Sunday, June 28, 2009

PM Netanyahu's Remarks at the Start of the Weekly Cabinet Meeting

Following are excerpts from Prime Minister Benjamin Netanyahu’s remarks at the start of the weekly Cabinet meeting today (Sunday), 28.6.09:

"Last Thursday, I returned from an important and successful round of talks with Italian and French leaders. The goal of the visit was to brief them on our principles for a peaceful solution as I expressed them in my Bar-Ilan University speech, and persuade them that this is the correct, just and practical path to achieve an agreement between us and the Palestinians.

Over three days, I met with Italian President Giorgio Napolitano, Italian Prime Minister Silvio Berlusconi, Italian Foreign Minister Franco Frattini, French President Nicolas Sarkozy, French Prime Minister Francois Fillon and French Finance Minister Christine Lagarde, as well as with leading Italian and French opinion-makers and commentators, and I found that my interlocutors were attentive. Regarding the principles that we presented, I saw that there was a genuine international willingness to accept them as foundations for peace.

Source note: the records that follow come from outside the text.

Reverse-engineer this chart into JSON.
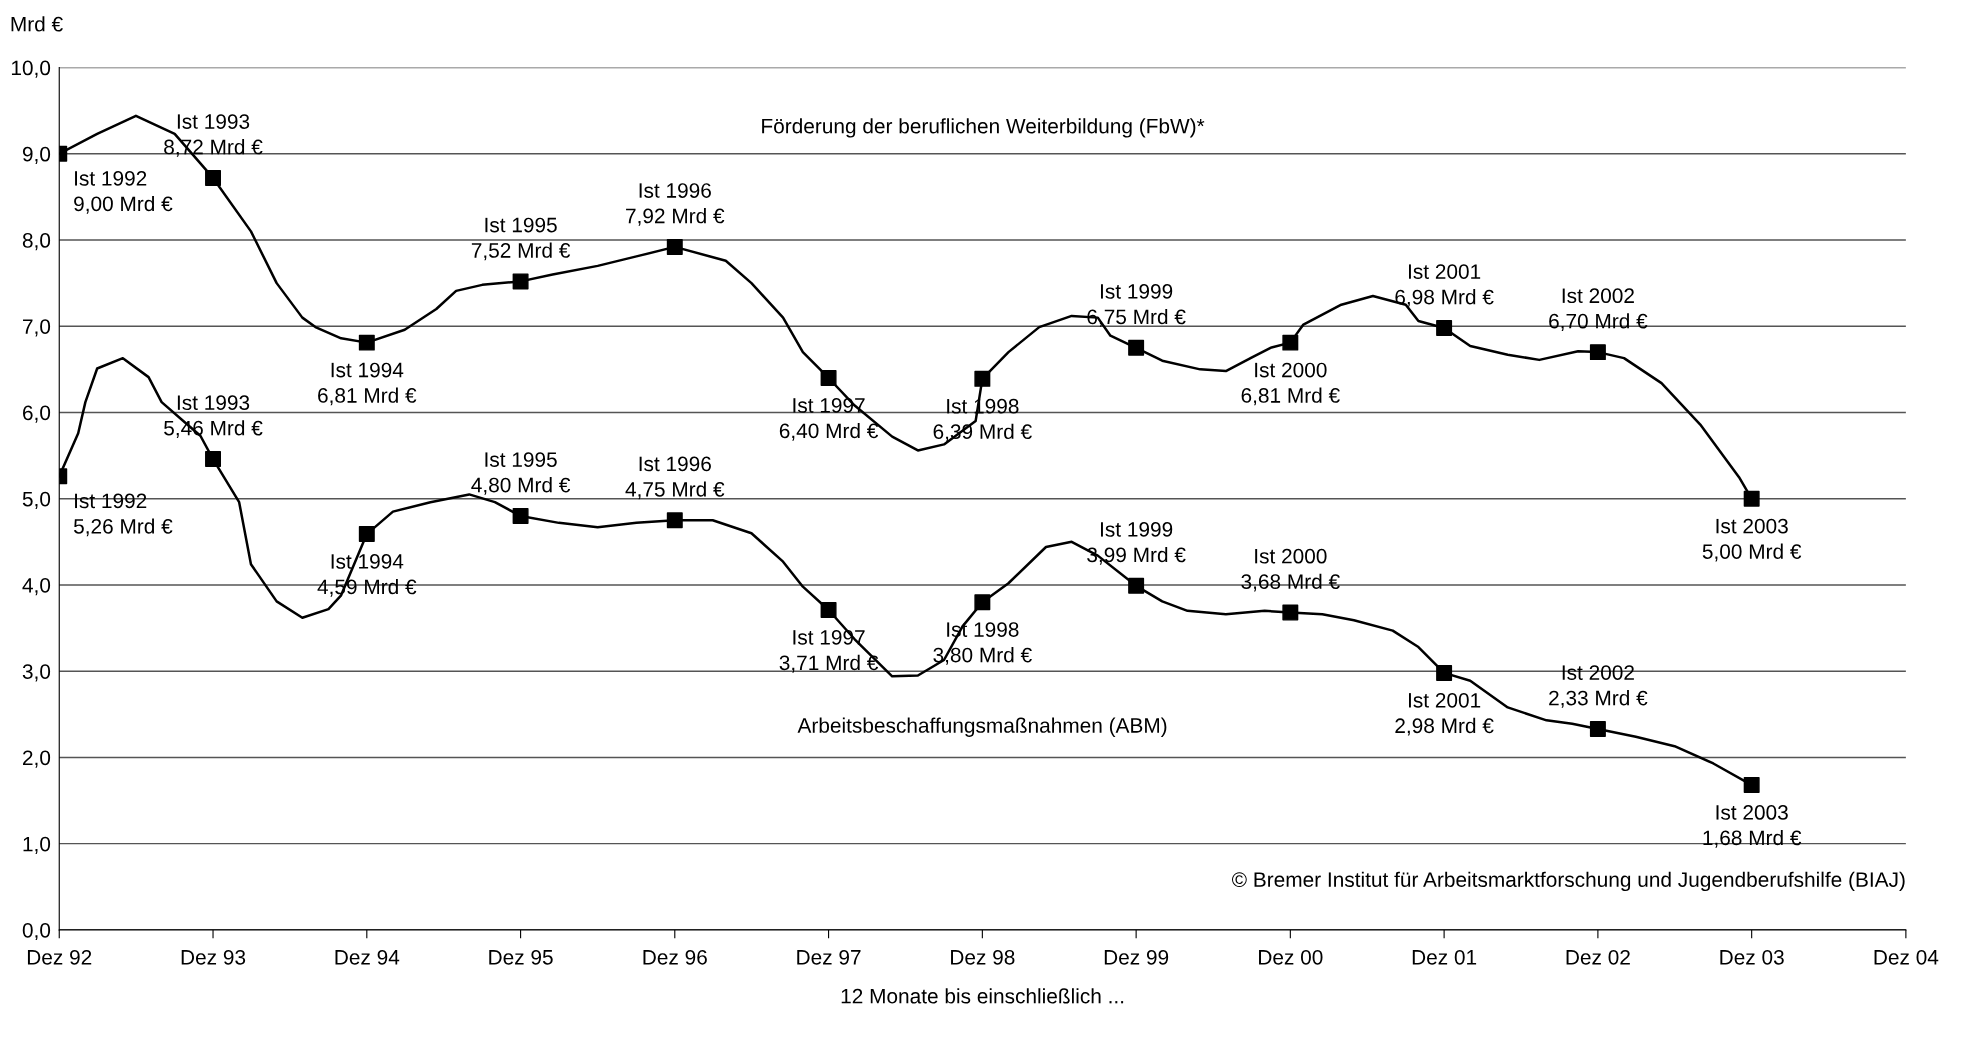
{
  "chart_data": {
    "type": "line",
    "ylabel": "Mrd €",
    "xlabel": "12 Monate bis einschließlich ...",
    "xlim": [
      "1992-12",
      "2004-12"
    ],
    "xticks": [
      {
        "value": "1992-12",
        "label": "Dez 92"
      },
      {
        "value": "1993-12",
        "label": "Dez 93"
      },
      {
        "value": "1994-12",
        "label": "Dez 94"
      },
      {
        "value": "1995-12",
        "label": "Dez 95"
      },
      {
        "value": "1996-12",
        "label": "Dez 96"
      },
      {
        "value": "1997-12",
        "label": "Dez 97"
      },
      {
        "value": "1998-12",
        "label": "Dez 98"
      },
      {
        "value": "1999-12",
        "label": "Dez 99"
      },
      {
        "value": "2000-12",
        "label": "Dez 00"
      },
      {
        "value": "2001-12",
        "label": "Dez 01"
      },
      {
        "value": "2002-12",
        "label": "Dez 02"
      },
      {
        "value": "2003-12",
        "label": "Dez 03"
      },
      {
        "value": "2004-12",
        "label": "Dez 04"
      }
    ],
    "ylim": [
      0,
      10
    ],
    "yticks": [
      {
        "value": 0,
        "label": "0,0"
      },
      {
        "value": 1,
        "label": "1,0"
      },
      {
        "value": 2,
        "label": "2,0"
      },
      {
        "value": 3,
        "label": "3,0"
      },
      {
        "value": 4,
        "label": "4,0"
      },
      {
        "value": 5,
        "label": "5,0"
      },
      {
        "value": 6,
        "label": "6,0"
      },
      {
        "value": 7,
        "label": "7,0"
      },
      {
        "value": 8,
        "label": "8,0"
      },
      {
        "value": 9,
        "label": "9,0"
      },
      {
        "value": 10,
        "label": "10,0"
      }
    ],
    "grid": "y",
    "series": [
      {
        "color": "#000000",
        "marker": "none",
        "x": [
          "1992-12",
          "1993-03",
          "1993-06",
          "1993-09",
          "1993-12",
          "1994-03",
          "1994-05",
          "1994-07",
          "1994-08",
          "1994-10",
          "1994-12",
          "1995-03",
          "1995-05-15",
          "1995-07",
          "1995-09",
          "1995-12",
          "1996-02-15",
          "1996-06",
          "1996-09",
          "1996-12",
          "1997-04",
          "1997-06",
          "1997-08-15",
          "1997-10",
          "1997-12",
          "1998-02",
          "1998-05",
          "1998-07",
          "1998-09",
          "1998-11-15",
          "1998-12",
          "1999-02",
          "1999-04-15",
          "1999-07",
          "1999-09",
          "1999-10",
          "1999-12",
          "2000-02",
          "2000-05",
          "2000-07",
          "2000-09",
          "2000-10-15",
          "2000-12",
          "2001-01",
          "2001-04",
          "2001-06-15",
          "2001-09",
          "2001-10",
          "2001-12",
          "2002-02",
          "2002-05",
          "2002-07-15",
          "2002-10-15",
          "2002-12",
          "2003-02",
          "2003-05",
          "2003-08",
          "2003-11",
          "2003-12"
        ],
        "values": [
          9.0,
          9.23,
          9.44,
          9.23,
          8.72,
          8.1,
          7.5,
          7.1,
          6.99,
          6.86,
          6.81,
          6.96,
          7.2,
          7.41,
          7.48,
          7.52,
          7.6,
          7.7,
          7.81,
          7.92,
          7.76,
          7.5,
          7.1,
          6.7,
          6.4,
          6.08,
          5.72,
          5.56,
          5.63,
          5.9,
          6.39,
          6.7,
          6.99,
          7.12,
          7.1,
          6.89,
          6.75,
          6.6,
          6.5,
          6.48,
          6.64,
          6.75,
          6.81,
          7.02,
          7.25,
          7.35,
          7.25,
          7.06,
          6.98,
          6.77,
          6.67,
          6.61,
          6.71,
          6.7,
          6.63,
          6.34,
          5.86,
          5.25,
          5.0
        ]
      },
      {
        "type": "scatter",
        "color": "#000000",
        "marker": "square",
        "x": [
          "1992-12",
          "1993-12",
          "1994-12",
          "1995-12",
          "1996-12",
          "1997-12",
          "1998-12",
          "1999-12",
          "2000-12",
          "2001-12",
          "2002-12",
          "2003-12"
        ],
        "values": [
          9.0,
          8.72,
          6.81,
          7.52,
          7.92,
          6.4,
          6.39,
          6.75,
          6.81,
          6.98,
          6.7,
          5.0
        ],
        "value_labels": [
          "Ist 1992\n9,00 Mrd €",
          "Ist 1993\n8,72 Mrd €",
          "Ist 1994\n6,81 Mrd €",
          "Ist 1995\n7,52 Mrd €",
          "Ist 1996\n7,92 Mrd €",
          "Ist 1997\n6,40 Mrd €",
          "Ist 1998\n6,39 Mrd €",
          "Ist 1999\n6,75 Mrd €",
          "Ist 2000\n6,81 Mrd €",
          "Ist 2001\n6,98 Mrd €",
          "Ist 2002\n6,70 Mrd €",
          "Ist 2003\n5,00 Mrd €"
        ]
      },
      {
        "color": "#000000",
        "marker": "none",
        "x": [
          "1992-12",
          "1993-01-15",
          "1993-02",
          "1993-03",
          "1993-05",
          "1993-07",
          "1993-08",
          "1993-10",
          "1993-11",
          "1993-12",
          "1994-02",
          "1994-03",
          "1994-05",
          "1994-07",
          "1994-09",
          "1994-10",
          "1994-12",
          "1995-02",
          "1995-05",
          "1995-08",
          "1995-10",
          "1995-12",
          "1996-03",
          "1996-06",
          "1996-09",
          "1996-12",
          "1997-03",
          "1997-06",
          "1997-08-15",
          "1997-10",
          "1997-12",
          "1998-02",
          "1998-05",
          "1998-07",
          "1998-09",
          "1998-10-15",
          "1998-12",
          "1999-02",
          "1999-05",
          "1999-07",
          "1999-09",
          "1999-12",
          "2000-02",
          "2000-04",
          "2000-07",
          "2000-10",
          "2000-12",
          "2001-02-15",
          "2001-05",
          "2001-08",
          "2001-10",
          "2001-12",
          "2002-02",
          "2002-05",
          "2002-08",
          "2002-10",
          "2002-12",
          "2003-03",
          "2003-06",
          "2003-09",
          "2003-12"
        ],
        "values": [
          5.26,
          5.76,
          6.12,
          6.51,
          6.63,
          6.41,
          6.12,
          5.86,
          5.73,
          5.46,
          4.96,
          4.24,
          3.81,
          3.62,
          3.72,
          3.88,
          4.59,
          4.85,
          4.96,
          5.05,
          4.96,
          4.8,
          4.72,
          4.67,
          4.72,
          4.75,
          4.75,
          4.6,
          4.27,
          3.98,
          3.71,
          3.37,
          2.94,
          2.95,
          3.13,
          3.52,
          3.8,
          4.02,
          4.44,
          4.5,
          4.34,
          3.99,
          3.81,
          3.7,
          3.66,
          3.7,
          3.68,
          3.66,
          3.59,
          3.47,
          3.28,
          2.98,
          2.89,
          2.58,
          2.43,
          2.39,
          2.33,
          2.24,
          2.13,
          1.93,
          1.68
        ]
      },
      {
        "type": "scatter",
        "color": "#000000",
        "marker": "square",
        "x": [
          "1992-12",
          "1993-12",
          "1994-12",
          "1995-12",
          "1996-12",
          "1997-12",
          "1998-12",
          "1999-12",
          "2000-12",
          "2001-12",
          "2002-12",
          "2003-12"
        ],
        "values": [
          5.26,
          5.46,
          4.59,
          4.8,
          4.75,
          3.71,
          3.8,
          3.99,
          3.68,
          2.98,
          2.33,
          1.68
        ],
        "value_labels": [
          "Ist 1992\n5,26 Mrd €",
          "Ist 1993\n5,46 Mrd €",
          "Ist 1994\n4,59 Mrd €",
          "Ist 1995\n4,80 Mrd €",
          "Ist 1996\n4,75 Mrd €",
          "Ist 1997\n3,71 Mrd €",
          "Ist 1998\n3,80 Mrd €",
          "Ist 1999\n3,99 Mrd €",
          "Ist 2000\n3,68 Mrd €",
          "Ist 2001\n2,98 Mrd €",
          "Ist 2002\n2,33 Mrd €",
          "Ist 2003\n1,68 Mrd €"
        ]
      }
    ],
    "annotations": [
      "Förderung der beruflichen Weiterbildung (FbW)*",
      "Arbeitsbeschaffungsmaßnahmen (ABM)",
      "© Bremer Institut für Arbeitsmarktforschung und Jugendberufshilfe (BIAJ)"
    ]
  }
}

The first principle is the need for explicit Palestinian recognition of the State of Israel as the national state of the Jewish People. The second need is the demilitarization of a Palestinian state in such a manner that all of Israel's security needs will be met. The third item is that there must be international backing of these security arrangements in the form of explicit international guarantees. The fourth item is that the problem of refugees must be resolved outside the borders of Israel. The fifth item is the need that the agreement be an end to the conflict. This is to say that the Palestinians will not be able to raise additional claims following the signing of a peace agreement.

These principles are very solid and were raised very clearly by myself and by those in my delegation, which included Finance Minister Dr. Yuval Steinitz and Environmental Protection Minister Gilad Erdan, and I think, I know, that they expressed a very broad national consensus."